Pamela Porter is the author of 14 published books—10 volumes of poetry and four books for children and young adults, including two novels in verse. Her work has earned more than a dozen provincial, national, and international awards, including the inaugural Gwendolyn MacEwen Poetry Prize for best poem, the 2013 Malahat Review 50th Anniversary Poetry Prize, the Our Times Poetry Award for political poetry, the 2012 FreeFall Magazine Poetry Award, the 2011 Prism International Grand Prize in Poetry, the 2010 Vallum Magazine Poem of the Year Award, as well as the CBC, Raymond Souster and Pat Lowther Award shortlists. Her novel in verse, The Crazy Man, won the 2005 Governor General's Award, the Canadian Library Association Book of the Year Award for Children, the TD Canadian Children's Literature Award, the Texas Institute of Letters Young Adult Book Award, and other prizes.
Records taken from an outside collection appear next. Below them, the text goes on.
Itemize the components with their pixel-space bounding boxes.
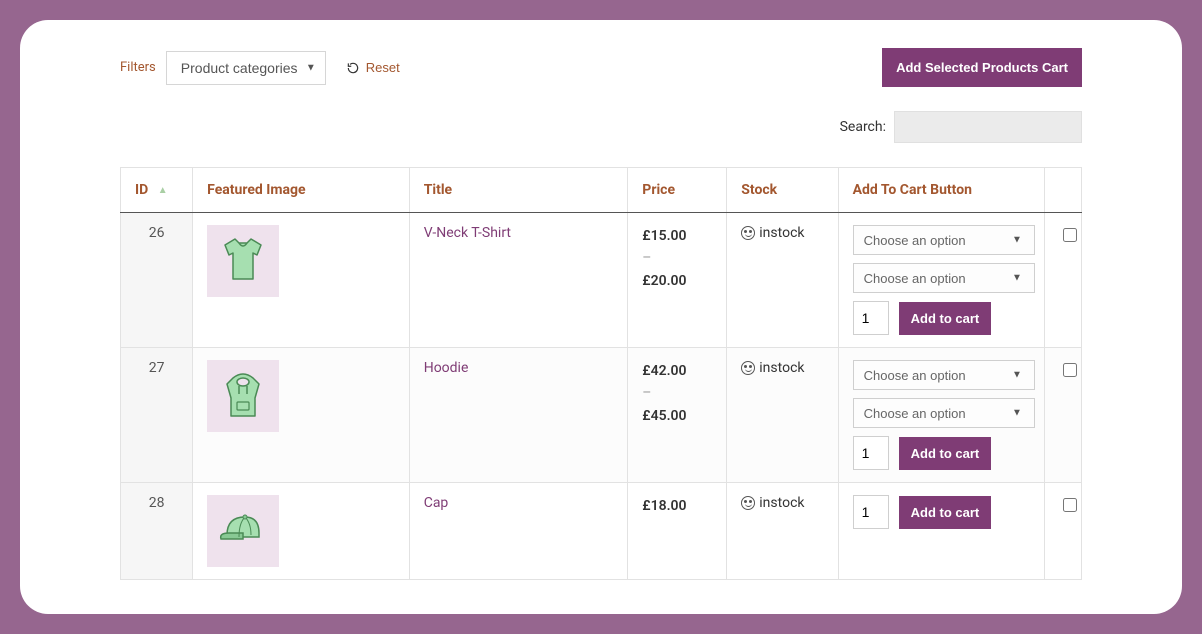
smile-icon [741,226,755,240]
category-select[interactable]: Product categories [166,51,326,85]
product-title-link[interactable]: Cap [424,495,449,511]
product-title-link[interactable]: Hoodie [424,360,469,376]
reset-button[interactable]: Reset [342,58,404,77]
featured-image[interactable] [207,495,279,567]
stock-status: instock [759,360,804,376]
smile-icon [741,361,755,375]
cell-title: Cap [409,483,628,580]
variation-select[interactable]: Choose an option [853,398,1035,428]
quantity-input[interactable] [853,436,889,470]
sort-asc-icon: ▲ [158,185,168,196]
quantity-input[interactable] [853,301,889,335]
col-header-price[interactable]: Price [628,168,727,213]
cell-id: 26 [121,213,193,348]
col-header-image[interactable]: Featured Image [193,168,410,213]
cell-price: £18.00 [628,483,727,580]
cell-stock: instock [727,213,838,348]
cell-id: 28 [121,483,193,580]
col-header-check [1044,168,1081,213]
cell-add-to-cart: Add to cart [838,483,1044,580]
reset-label: Reset [366,60,400,75]
row-checkbox[interactable] [1063,363,1077,377]
cell-select [1044,213,1081,348]
col-header-title[interactable]: Title [409,168,628,213]
cell-select [1044,483,1081,580]
stock-status: instock [759,225,804,241]
table-row: 28 Cap £18.00 instock Add to cart [121,483,1082,580]
row-checkbox[interactable] [1063,228,1077,242]
filters-label: Filters [120,60,156,75]
cell-title: Hoodie [409,348,628,483]
table-row: 26 V-Neck T-Shirt £15.00–£20.00 instock Choo… [121,213,1082,348]
cell-price: £42.00–£45.00 [628,348,727,483]
add-to-cart-button[interactable]: Add to cart [899,302,992,335]
cell-stock: instock [727,348,838,483]
smile-icon [741,496,755,510]
cell-image [193,348,410,483]
cell-select [1044,348,1081,483]
variation-select[interactable]: Choose an option [853,263,1035,293]
col-header-id[interactable]: ID ▲ [121,168,193,213]
cell-stock: instock [727,483,838,580]
cell-price: £15.00–£20.00 [628,213,727,348]
variation-select[interactable]: Choose an option [853,360,1035,390]
table-row: 27 Hoodie £42.00–£45.00 instock Choose an op… [121,348,1082,483]
cell-id: 27 [121,348,193,483]
add-to-cart-button[interactable]: Add to cart [899,437,992,470]
product-table: ID ▲ Featured Image Title Price Stock Ad… [120,167,1082,580]
product-title-link[interactable]: V-Neck T-Shirt [424,225,511,241]
cell-image [193,213,410,348]
add-to-cart-button[interactable]: Add to cart [899,496,992,529]
featured-image[interactable] [207,225,279,297]
category-select-wrap: Product categories ▼ [166,51,326,85]
variation-select[interactable]: Choose an option [853,225,1035,255]
col-header-stock[interactable]: Stock [727,168,838,213]
cell-add-to-cart: Choose an option▼Choose an option▼Add to… [838,213,1044,348]
search-label: Search: [840,119,886,135]
reset-icon [346,61,360,75]
search-input[interactable] [894,111,1082,143]
cell-image [193,483,410,580]
add-selected-button[interactable]: Add Selected Products Cart [882,48,1082,87]
featured-image[interactable] [207,360,279,432]
row-checkbox[interactable] [1063,498,1077,512]
quantity-input[interactable] [853,495,889,529]
stock-status: instock [759,495,804,511]
cell-add-to-cart: Choose an option▼Choose an option▼Add to… [838,348,1044,483]
cell-title: V-Neck T-Shirt [409,213,628,348]
col-header-atc[interactable]: Add To Cart Button [838,168,1044,213]
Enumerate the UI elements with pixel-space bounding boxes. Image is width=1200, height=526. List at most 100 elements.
Pamela lives near Sidney, BC with her family and a menagerie of rescued horses, dogs, and cats.

About Likely Stories:
These poems featuring the brilliant, the misfit, and the music of the stars summon us into the heart of what it means to be human and passionate on this wild ride we call life on Earth. Mileva Einstein, the forgotten genius; Josef Stalin’s only daughter, as she flies off to the US; Robert Schumann, composing symphonies from an asylum; the view from Mars; horses sensing a predator; the road toward forgiveness — in this gathering of the factual and fantastical, the lyrical and wise, a rich humanity steps forth.